La rencontre de deux forts tempéraments

Cette approche intimiste de la vie des deux peintres s’est amorcée par un bref retour sur leur parcours respectif pré-rencontre. Dans les années 1920, Mitchell venait d’une famille aisée de Chicago et Riopelle d’un milieu plus modeste à Montréal. Chacun s’est découvert très vite une passion pour l’art et a intégré un groupe d’artistes peintres, dans les années 1950. C’est en 1955 que Mitchell et Riopelle se rencontrent à Paris, par le biais d’un ami commun. Le coup de foudre est instantané : ils seront amants pendant près de 25 ans. Il s’agit là de l’union de deux personnalités à fort tempérament qui partagent une même passion pour la peinture, et dont les œuvres ne cesseront de témoigner de leur évolution commune à travers leur idylle.  

« J’essaie d’éliminer les clichés, le matériel étranger. J’essaie de rendre la peinture exacte. Ma peinture n’est pas une allégorie, ce n’est pas une histoire. Elle est plutôt comme un poème. » Ces paroles de Joan Mitchell ne font que renforcer l’idée que son travail est sensible et inéluctablement teinté de sa relation avec Riopelle qui se terminera de façon dramatique, raison pour laquelle une telle exposition aurait été impossible lors du vivant des deux peintres. D’un côté comme de l’autre, on retrouve un peu de chacun d’eux dans leurs œuvres, comme s’ils s’étaient imprégnés l’un de l’autre. Au fil de leur relation, on ne peut ignorer que Mitchell et Riopelle ont dû partager de nombreuses discussions sur la peinture, notamment lorsqu’ils ont emménagé ensemble dans un atelier à Paris dans les années 1960, ce qui a certainement influencé leurs techniques mutuelles.  
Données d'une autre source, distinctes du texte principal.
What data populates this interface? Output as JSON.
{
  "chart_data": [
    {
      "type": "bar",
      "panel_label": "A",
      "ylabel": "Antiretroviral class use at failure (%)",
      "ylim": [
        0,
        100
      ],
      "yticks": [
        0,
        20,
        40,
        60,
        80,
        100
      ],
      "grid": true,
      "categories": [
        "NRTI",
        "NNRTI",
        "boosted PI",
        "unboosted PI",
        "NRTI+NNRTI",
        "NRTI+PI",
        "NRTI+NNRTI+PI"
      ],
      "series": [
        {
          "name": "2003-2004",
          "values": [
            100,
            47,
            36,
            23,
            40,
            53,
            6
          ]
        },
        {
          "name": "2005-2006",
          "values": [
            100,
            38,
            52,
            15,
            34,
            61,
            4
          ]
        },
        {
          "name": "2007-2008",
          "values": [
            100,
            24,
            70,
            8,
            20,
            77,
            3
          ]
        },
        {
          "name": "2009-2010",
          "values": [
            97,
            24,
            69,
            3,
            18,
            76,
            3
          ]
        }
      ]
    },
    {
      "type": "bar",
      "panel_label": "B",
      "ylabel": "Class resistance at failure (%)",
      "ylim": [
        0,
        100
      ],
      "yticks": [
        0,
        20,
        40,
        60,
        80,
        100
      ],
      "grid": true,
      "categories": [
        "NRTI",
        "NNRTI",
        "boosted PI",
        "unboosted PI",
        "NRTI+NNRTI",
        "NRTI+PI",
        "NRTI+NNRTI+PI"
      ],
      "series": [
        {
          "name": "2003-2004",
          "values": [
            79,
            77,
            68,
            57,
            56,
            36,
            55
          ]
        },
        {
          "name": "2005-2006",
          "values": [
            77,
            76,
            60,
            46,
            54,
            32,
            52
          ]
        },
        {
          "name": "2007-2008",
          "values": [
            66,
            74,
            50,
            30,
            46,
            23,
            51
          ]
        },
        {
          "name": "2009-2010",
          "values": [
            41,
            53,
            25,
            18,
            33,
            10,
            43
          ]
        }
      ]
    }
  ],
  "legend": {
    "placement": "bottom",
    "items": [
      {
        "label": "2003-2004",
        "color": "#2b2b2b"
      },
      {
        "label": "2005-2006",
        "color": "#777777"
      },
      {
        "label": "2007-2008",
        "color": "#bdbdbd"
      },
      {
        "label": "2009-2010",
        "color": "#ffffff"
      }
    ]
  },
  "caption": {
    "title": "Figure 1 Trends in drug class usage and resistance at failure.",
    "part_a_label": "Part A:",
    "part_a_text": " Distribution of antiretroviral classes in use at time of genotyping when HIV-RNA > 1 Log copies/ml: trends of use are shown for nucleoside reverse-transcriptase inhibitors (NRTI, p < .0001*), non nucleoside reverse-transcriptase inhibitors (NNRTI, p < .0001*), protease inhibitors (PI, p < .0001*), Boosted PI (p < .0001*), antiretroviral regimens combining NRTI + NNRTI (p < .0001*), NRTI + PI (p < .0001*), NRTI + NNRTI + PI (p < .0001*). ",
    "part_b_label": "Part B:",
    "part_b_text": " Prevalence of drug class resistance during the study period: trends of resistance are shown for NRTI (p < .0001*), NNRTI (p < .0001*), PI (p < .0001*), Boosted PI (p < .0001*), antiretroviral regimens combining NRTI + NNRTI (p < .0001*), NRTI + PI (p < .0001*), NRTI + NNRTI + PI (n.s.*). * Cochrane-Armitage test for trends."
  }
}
Des périodes difficiles et une fin douloureuse

Il s’en suit plus tard une période sombre pour le couple lorsque Mitchell perd ses parents et son ami, le poète Frank O’Hara. Une période difficile qui se lit dans la noirceur des peintures de l’artiste. Vers fin 1967, le couple Mitchell/Riopelle emménage dans une propriété au nom de Mitchell, non loin de l’ancienne résidence de Claude Monet à Vétheuil. Ils retrouvent une forme de paix, et Mitchell trouve de la quiétude dans l’immense jardin de la propriété qui transparaît dans sa peinture, dans lequel elle se crée un rapport particulier à la nature.

Dès 1975, Riopelle se sent être appelé par ses racines et retourne au Canada pour un temps, durant lequel il fera la navette entre Montréal et l’Ile-de-France. Bien que Mitchell se soit aussi rendue plusieurs fois à Montréal durant cette période, un sentiment de séparation apparaît dans le couple.

C’est finalement à la fin des années 1970 que leur rupture s’amorce, alors que Mitchell accueille de jeunes artistes dans sa propriété de Vétheuil afin de partager des discussions artistiques pour se divertir. C’est pour l’une d’elles que Riopelle finit par quitter Mitchell, à son grand désespoir. Après cette rupture, Mitchell cueille l’ironie en peignant La vie en rose, référence à la vie qu’elle avait rêvé de vivre aux côtés de Riopelle et qui avait lamentablement échoué.  

Les deux artistes se sont revus plusieurs années après leur séparation de façon cordiale. Le dernier tableau de Mitchell prend la forme d’une espèce de végétation qui s’élève vers le haut, comme si elle prenait son envol. Après son décès, Riopelle peint l’Hommage à Rosa Luxembourg. On y retrouve de nombreux symboles faisant référence à son union avec Mitchell, ce qui donne lieu à des théories selon lesquelles ce tableau serait un hymne à leur passion.